IT WAS an awful day in Port Elizabeth last Thursday. The rain was pouring down and temperatures plummeted, so what better day to take to the Aldo Scribante race track in the most powerful BMW M car yet, the new M5.
First though, I had to check out a couple of other 5 Series models that are new to the range this year. The 520i and the 528i both use a 2.0l four-cylinder engine with BMW’s TwinPower turbo technology to generate 135kW and 180kW respectively. Both are likely to become stalwarts of the range yet again but diesel fans can now also benefit from the long awaited 535d six-cylinder unit that pushes out 230kW with 630Nm of torque.
All three models proved to…. ah, to hell with it, you aren’t interested are you? You just want to hear about the new M5, and I can’t blame you. When we get the others on test I will tell you more, but for now it is time to get all power hungry.
First the stats. The new M5 has ditched the V10 of the last generation and gone with a V8 powerplant which for the first time boasts some extra boost courtesy of turbocharging. This provides it with a rather healthy 412kW and 680Nm of torque, the latter being available between 1500r/min and 5750r/min. A 7-speed M-DCT twin clutch transmission has been tweaked from the version in the M3 and when combined BMW is claiming a 0-100km/h time of 4,4 seconds. The top end is limited to 250km/h but while the marketing team explained to us that they are considering a special package that takes the limiter off, our test unit happily charged up to 270km/h and seemed up for more.
BMW, like most manufacturers these days, is making a big song and dance about improvements in fuel consumption and CO2, so I should point out that the bunnies will breathe slightly easier when an M5 passes, courtesy of a very creditable 30% reduction in both consumption and emissions. BMW actually claims that you can achieve 9.9l /100km in the average cycle, but let’s be honest, that is only if you lend your M5 to your granny to pop to the local fruit and veg on a Sunday morning.
Now before I tell you about how the car behaved, I need to tell you that, as with the last generation, there are more buttons and settings than on the bridge of a cruise liner. You can make things a little simpler by programming the two M buttons, M1 and M2, on the steering wheel though. These increase the power, tighten the steering and dampers and reduce the traction, all to varying degrees. Alternatively you can push various buttons around the gear stick. There is one to change the level of available power, then ones for steering, damping and ride, the latter three being able to switch between comfort, comfort plus, normal, sport and sport plus modes. Y ou can mix the modes as you see fit. I got to play with all these modes on a drive from PE to George and you quickly learn to anticipate the corner ahead and quickly tighten up the steering or damping and then reset it back to comfort levels.
Right, that’s all the blurb accounted for, although believe me there is plenty more I could tell you about when it comes to the technology-loving M5. One thing I cannot tell you about is the availability of a manual gearbox.
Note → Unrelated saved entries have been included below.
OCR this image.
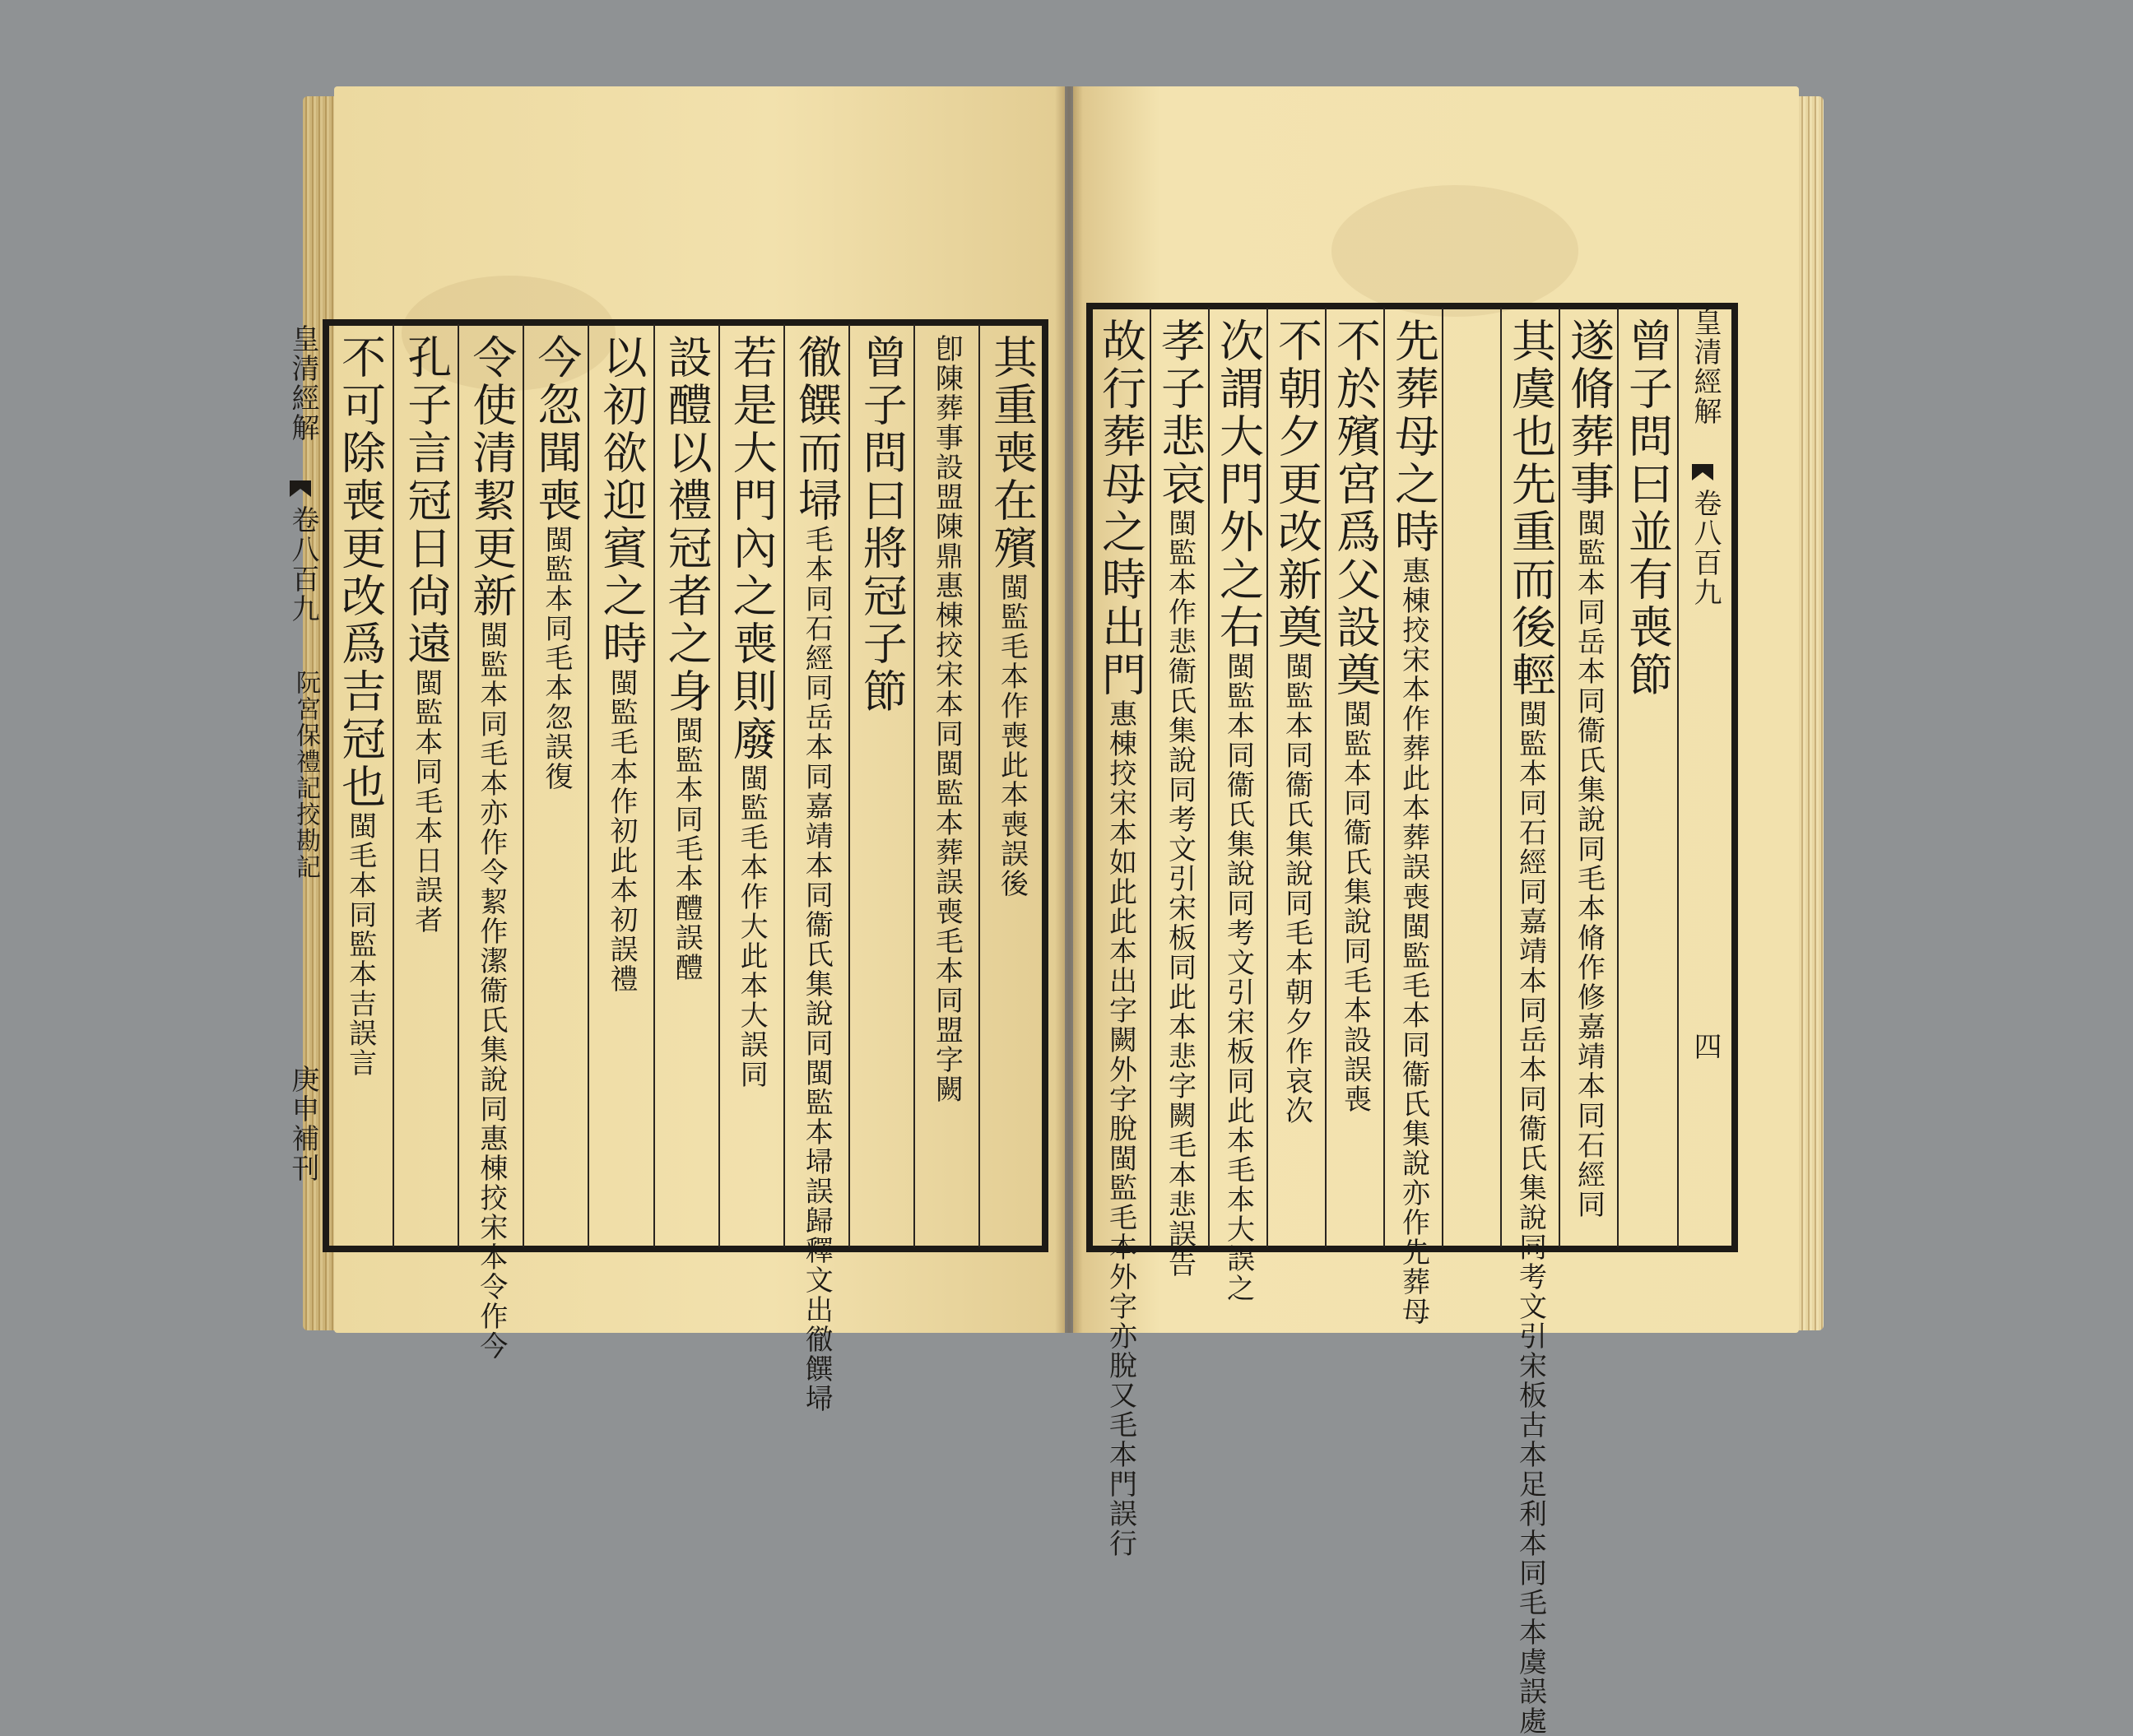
皇清經解
卷八百九
阮宮保禮記挍勘記
庚申補刊
其重喪在殯閩監毛本作喪此本喪誤後
卽陳葬事設盟陳鼎惠棟挍宋本同閩監本葬誤喪毛本同盟字闕
曾子問曰將冠子節
徹饌而埽毛本同石經同岳本同嘉靖本同衞氏集說同閩監本埽誤歸釋文出徹饌埽
若是大門內之喪則廢閩監毛本作大此本大誤同
設醴以禮冠者之身閩監本同毛本醴誤醴
以初欲迎賓之時閩監毛本作初此本初誤禮
今忽聞喪閩監本同毛本忽誤復
令使清絜更新閩監本同毛本亦作令絜作潔衞氏集說同惠棟挍宋本令作今
孔子言冠日尙遠閩監本同毛本日誤者
不可除喪更改爲吉冠也閩毛本同監本吉誤言
曾子問曰並有喪節
遂脩葬事閩監本同岳本同衞氏集說同毛本脩作修嘉靖本同石經同
其虞也先重而後輕閩監本同石經同嘉靖本同岳本同衞氏集說同考文引宋板古本足利本同毛本虞誤處
先葬母之時惠棟挍宋本作葬此本葬誤喪閩監毛本同衞氏集說亦作先葬母
不於殯宮爲父設奠閩監本同衞氏集說同毛本設誤喪
不朝夕更改新奠閩監本同衞氏集說同毛本朝夕作哀次
次謂大門外之右閩監本同衞氏集說同考文引宋板同此本毛本大誤之
孝子悲哀閩監本作悲衞氏集說同考文引宋板同此本悲字闕毛本悲誤告
故行葬母之時出門惠棟挍宋本如此此本出字闕外字脫閩監毛本外字亦脫又毛本門誤行
皇清經解
卷八百九
四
Strangely, BMW is providing a manual option for the traditionally lazy and auto-loving American market, but the rest of us have to make do with the M-DCT. As much as I love manual gearboxes, though, being “stuck” with only the M-DCT is not being stuck at all.
So how did it fare on the track?
The tricky Scribante circuit was soaked with small streams running across it in places, which is always going to make a 412kW rear-wheel-drive beast a handful. Hitting the M2 button which tightened up everything except the traction control, the Beemer roared out of the pit lane to the bottom of the main straight where it was hard on the anchors for turn one. Straight away the rear slipped slightly and I knew this was going to be fun. It is worth noting that Scribante has very few run-off areas and even has a few massive lampposts positioned on the trickiest corners surrounded by tyres, so as the speeds grew and the track narrowed it was imperative to manage the water beneath the rubber and be a little gentle with the tail action.
Now you know I will never lie to you, so I will tell you that I had one moment as both I and the reduced traction control had a slight brain fade moment coming out of the esses and decided that playing on the wet grass looked like more fun. Fortunately it was in the one spot where there was a few metres of run-off area and with an instinctive reverse flick of the tail the M5 and I were back on the track and on our way again. However it did make me wonder about what happens when a less experienced owner pushes the M2 button while on an open and twisty road — my advice would be that you might want to put a little sticker over the button saying “race track only”.
Moments aside, the new M5 is an incredible beast. It has a far better roar than the last generation, definitely a far better gearbox and with that increase in power it is going to take some tweaking for Mercedes, Audi and Jaguar to keep up. N o doubt they will try, and I will be watching the battle with interest.